“Is this a fossil? Or petrified wood?”, I was asked during a fossil dig in Kansas last week. After looking at the item of interest, I explained that the find was not a fossil, but the mineral, gypsum. I showed how scratching it with my fingernail left a mark. One of the handiest ways to recognizing gypsum is that it can be scratched with a fingernail. This is because gypsum is a very soft mineral. In “Part 1” of this article, we talked a little bit about the Mohs’ Scale of Hardness, ranging from 1-10 (diamonds are the hardest at a 10). Relatively harder things can scratch softer minerals. Since your fingernail is about a 2.5 on the Mohs’ scale it will scratch gypsum, which is slightly softer, as this mineral is ranked at a 2 on the Mohs’ scale (more about the mineral gypsum here).
There are a number of other ways to solve the mystery of what mineral you have found. Often, the best thing to do is just play around with it and test what different things do to your special find. Of course, the simplest place to start is by looking at the mineral. You will want to keep an eye out for what shapes its crystals are in (if there are visible crystals), what color it is, and how shiny or dull it looks. Sometime the minerals quartz and calcite can look very similar, but when you look at the crystals, you can notice that calcite crystals have more slanted look than quartz. If you still can’t tell, put some drops of vinegar on your mineral. The chemicals that make up calcite will react with the acid in vinegar, causing it to bubble, but quartz will not do anything. The same idea applies to some other minerals, too.

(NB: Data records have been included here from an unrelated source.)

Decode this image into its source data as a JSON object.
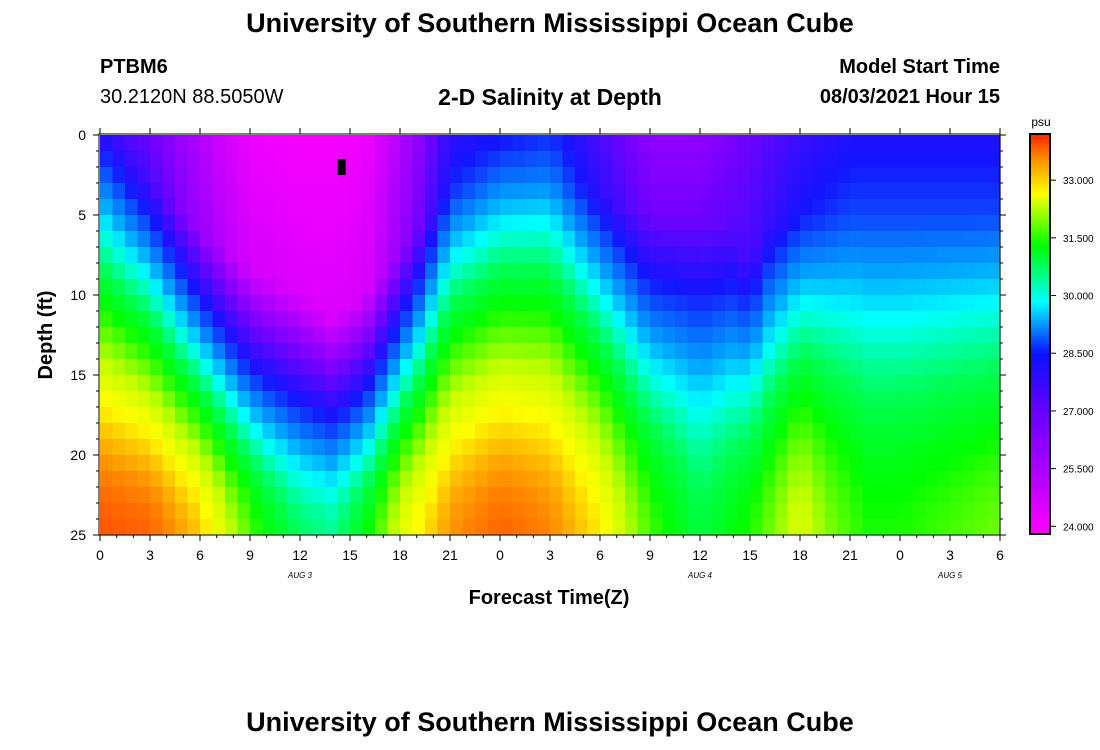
{
  "header": {
    "title": "University of Southern Mississippi Ocean Cube",
    "station": "PTBM6",
    "coords": "30.2120N  88.5050W",
    "subtitle": "2-D Salinity at Depth",
    "start_label": "Model Start Time",
    "start_value": "08/03/2021 Hour 15"
  },
  "footer": {
    "title": "University of Southern Mississippi Ocean Cube"
  },
  "colors": {
    "low": "#ff00ff",
    "purple": "#8a00ff",
    "blue": "#1428ff",
    "cyan": "#00ffff",
    "green": "#00ff00",
    "yellow": "#ffff00",
    "orange": "#ff9900",
    "high": "#ff2200"
  },
  "chart_data": {
    "type": "heatmap",
    "title": "2-D Salinity at Depth",
    "xlabel": "Forecast Time(Z)",
    "ylabel": "Depth (ft)",
    "x_range_hours": [
      0,
      54
    ],
    "ylim": [
      0,
      25
    ],
    "y_ticks": [
      "0",
      "5",
      "10",
      "15",
      "20",
      "25"
    ],
    "x_tick_labels": [
      "0",
      "3",
      "6",
      "9",
      "12",
      "15",
      "18",
      "21",
      "0",
      "3",
      "6",
      "9",
      "12",
      "15",
      "18",
      "21",
      "0",
      "3",
      "6"
    ],
    "date_labels": [
      {
        "text": "AUG 3",
        "hour": 12
      },
      {
        "text": "AUG 4",
        "hour": 36
      },
      {
        "text": "AUG 5",
        "hour": 51
      }
    ],
    "colorbar": {
      "unit": "psu",
      "ticks": [
        "24.000",
        "25.500",
        "27.000",
        "28.500",
        "30.000",
        "31.500",
        "33.000"
      ],
      "min": 23.8,
      "max": 34.2
    },
    "field_model": {
      "surface_salinity_by_hour": [
        [
          0,
          28.0
        ],
        [
          3,
          27.0
        ],
        [
          6,
          25.5
        ],
        [
          9,
          24.2
        ],
        [
          12,
          24.0
        ],
        [
          14,
          24.0
        ],
        [
          16,
          24.2
        ],
        [
          19,
          26.2
        ],
        [
          21,
          28.0
        ],
        [
          24,
          28.3
        ],
        [
          27,
          28.6
        ],
        [
          30,
          27.5
        ],
        [
          33,
          26.3
        ],
        [
          36,
          26.3
        ],
        [
          39,
          27.0
        ],
        [
          42,
          27.8
        ],
        [
          45,
          28.2
        ],
        [
          48,
          28.2
        ],
        [
          51,
          28.2
        ],
        [
          54,
          28.2
        ]
      ],
      "fresh_layer_depth_ft_by_hour": [
        [
          0,
          1.0
        ],
        [
          3,
          3.0
        ],
        [
          6,
          6.0
        ],
        [
          9,
          8.5
        ],
        [
          12,
          10.0
        ],
        [
          14,
          11.5
        ],
        [
          16,
          10.0
        ],
        [
          19,
          6.0
        ],
        [
          21,
          3.5
        ],
        [
          24,
          2.0
        ],
        [
          27,
          2.5
        ],
        [
          30,
          4.0
        ],
        [
          33,
          5.0
        ],
        [
          36,
          5.0
        ],
        [
          38,
          6.0
        ],
        [
          39,
          8.0
        ],
        [
          40,
          6.0
        ],
        [
          42,
          5.0
        ],
        [
          45,
          5.0
        ],
        [
          48,
          5.0
        ],
        [
          51,
          5.0
        ],
        [
          54,
          5.0
        ]
      ],
      "deep_salinity_ft25_by_hour": [
        [
          0,
          33.9
        ],
        [
          3,
          33.8
        ],
        [
          6,
          33.2
        ],
        [
          8,
          32.3
        ],
        [
          10,
          31.4
        ],
        [
          12,
          30.8
        ],
        [
          14,
          30.6
        ],
        [
          16,
          31.4
        ],
        [
          18,
          32.6
        ],
        [
          21,
          33.5
        ],
        [
          24,
          33.8
        ],
        [
          27,
          33.6
        ],
        [
          30,
          33.0
        ],
        [
          33,
          31.8
        ],
        [
          36,
          31.0
        ],
        [
          39,
          31.6
        ],
        [
          42,
          32.6
        ],
        [
          44,
          32.0
        ],
        [
          46,
          31.6
        ],
        [
          48,
          31.6
        ],
        [
          51,
          31.8
        ],
        [
          54,
          32.0
        ]
      ],
      "missing_cell": {
        "hour": 14.5,
        "depth_from": 1.5,
        "depth_to": 2.5
      }
    }
  }
}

You may have to slightly damage your find to really identify it. The way it breaks apart can tell you a lot about a mineral. One of my favorite minerals is biotite. Biotite comes in super thin, flaky, transparent black sheets. Because of the way it breaks apart in regular sheets, all stacked in the same direction, biotite is said to “cleave”. Minerals that break apart in less perfect, regular directions are said to have different types of “fracture”. For example, if you break a mineral and it shows a circular pattern, that means it has “conchoidal fracture”. Looking at the way glass chips, whether in a car windshield or somewhere else, you can see this circular pattern showing up in those chips.
Identifying different types of minerals and rocks is a great example of observational science in action. Observational science is when we use our own senses and other tools to do repeatable tests, come to conclusions, and apply those conclusions to the future. Knowing what minerals we have can help us know how to put those God-given resources to use in everyday life. Many people will point to all the amazing discoveries and scientific breakthroughs like curing diseases and using minerals to advance technology and ask why young earth creationists challenge the “science” of evolution. But, this observational science is very different from historical science which tries to explain where things came from (evolution, creation, age of the earth, etc.). We can’t do repeatable experiments to observe things that happened in the past – that is history. Any historical science should be taken with a grain of salt, remembering that only people who there can really tell us what happened. The problem with evolution and and old is not so much a question of science, but one of history. Who do you trust for your history – the Lord of all, or the changing winds of current dominant opinion?